Due to the coronavirus epidemic, strong disinflationary effects have appeared in the Hungarian economy as well. Following a temporary rise at the beginning of 2020, the consumer price index quickly returned into the central bank tolerance band, in line with expectations, before declining to its lower bound. Looking ahead, high volatility in inflation is expected to persist. Nevertheless, inflation is likely to stabilise again around the 3 percent central bank target as the effects of cost-sensitive items fade. Weakening economic activity caused by the coronavirus pandemic reduces core inflation excluding indirect tax effects through several channels. In addition to a weaker external inflation environment, more muted domestic demand compared to previous years is also increasingly restraining underlying inflation. Due to strong disinflationary effects, core inflation excluding indirect tax effects will fall below 3 percent: it is expected to stand at 3.3–3.5 percent in 2020 and at 2.6–2.7 percent in 2021.

Domestic financial market conditions have improved with the restart of the economy, meanwhile volatility in financial markets has declined further since the Council’s previous interest rate decision. For most of the period, the forint appreciated against the euro, in line with other currencies in the region. Liquidity conditions in the government securities market remains stable and auction demand has been strong.

The Magyar Nemzeti Bank has decided to implement a series of coordinated and targeted measures in recent months. The measures helped to stabilise domestic money market developments while liquidity with favourable conditions, available to all economic agents, supports the recovery of economic growth. The Bond Funding for Growth Scheme (BGS) and the Funding for Growth Scheme Go! (FGS Go!) ensure the domestic corporate sector to access sustainable, stable and long-term funding, and credit market and investment growth to pick up.
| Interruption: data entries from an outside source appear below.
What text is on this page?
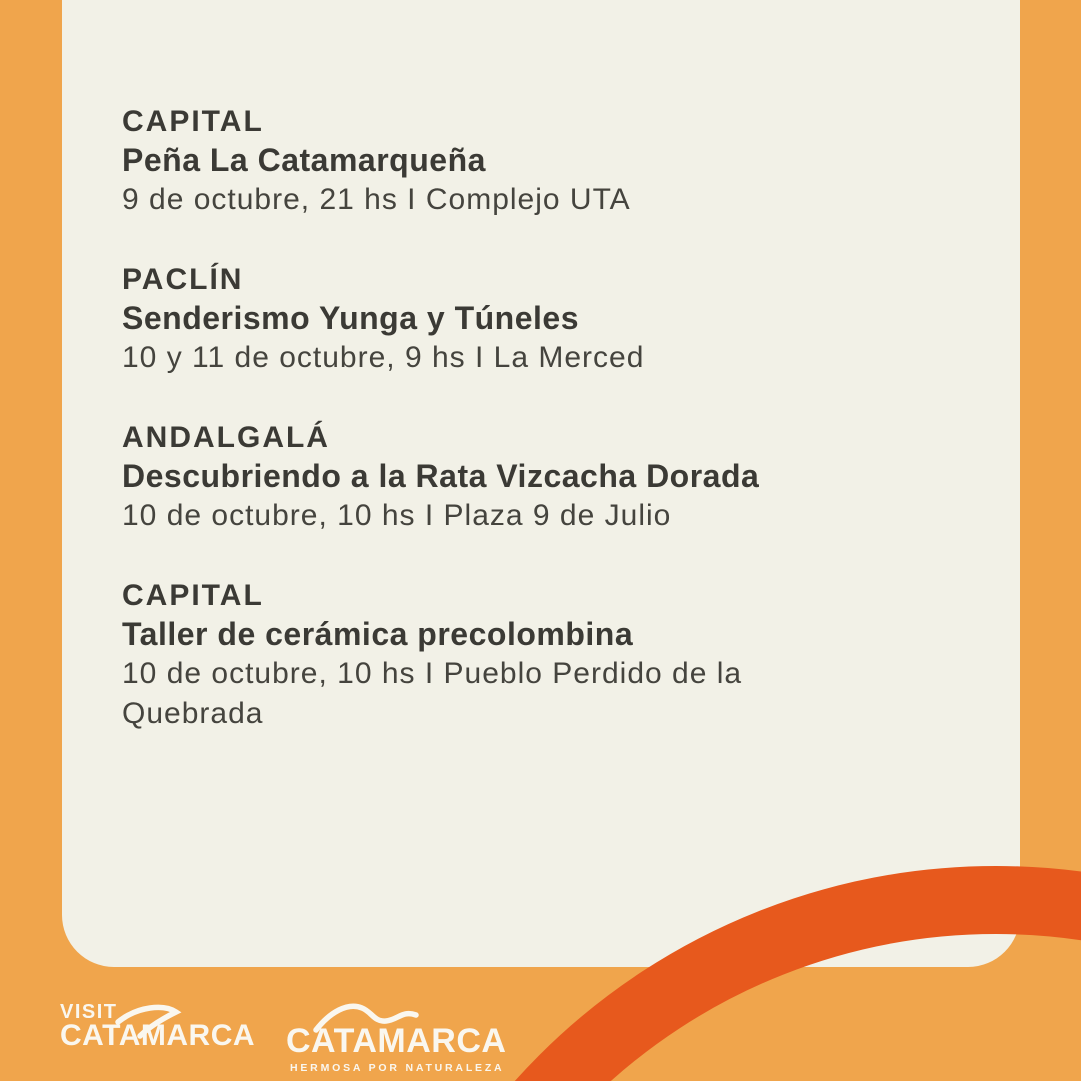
CAPITAL
Peña La Catamarqueña
9 de octubre, 21 hs I Complejo UTA
PACLÍN
Senderismo Yunga y Túneles
10 y 11 de octubre, 9 hs I La Merced
ANDALGALÁ
Descubriendo a la Rata Vizcacha Dorada
10 de octubre, 10 hs I Plaza 9 de Julio
CAPITAL
Taller de cerámica precolombina
10 de octubre, 10 hs I Pueblo Perdido de la Quebrada
VISIT
CATAMARCA CATAMARCA
HERMOSA POR NATURALEZA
In the Monetary Council’s assessment, due to strong disinflationary effects the outlook for inflation has shifted downwards persistently, while Hungarian economic performance this year is likely to be more subdued than earlier expected. To maintain price stability and support the recovery of economic growth, the Monetary Council deemed general fine-tuning of interest rate conditions necessary. Accordingly, the Council reduced the central bank base rate by 15 basis points to 0.75 percent. The Monetary Council left the overnight deposit rate at -0.05 percent, and the overnight and the one-week collateralised lending rates at 1.85 percent unchanged.

In the Council’s view, the current set of instruments provides appropriate room for manoeuvre to respond to emerging challenges in a targeted and flexible manner. The Council continues to consider the government securities purchase programme as a safety net, which it intends to use in case of necessary and to the extent necessary. The MNB will still set the one-week deposit rate at the weekly tenders. In the Council’s assessment, in the current macroeconomic environment a similar shift in the one-week deposit rate as in the base rate is warranted.

This fine-tuning measure by the Monetary Council jointly supports the maintenance of price stability and the recovery of economic growth. The Council continuously assesses incoming data and changes in the outlook for inflation. In line with its statutory mandate, the Magyar Nemzeti Bank will use every instrument at its disposal to achieve price stability and to support the Hungarian economic and financial system.

The abridged minutes of today’s Council meeting will be published at 2 p.m. on 8 July 2020.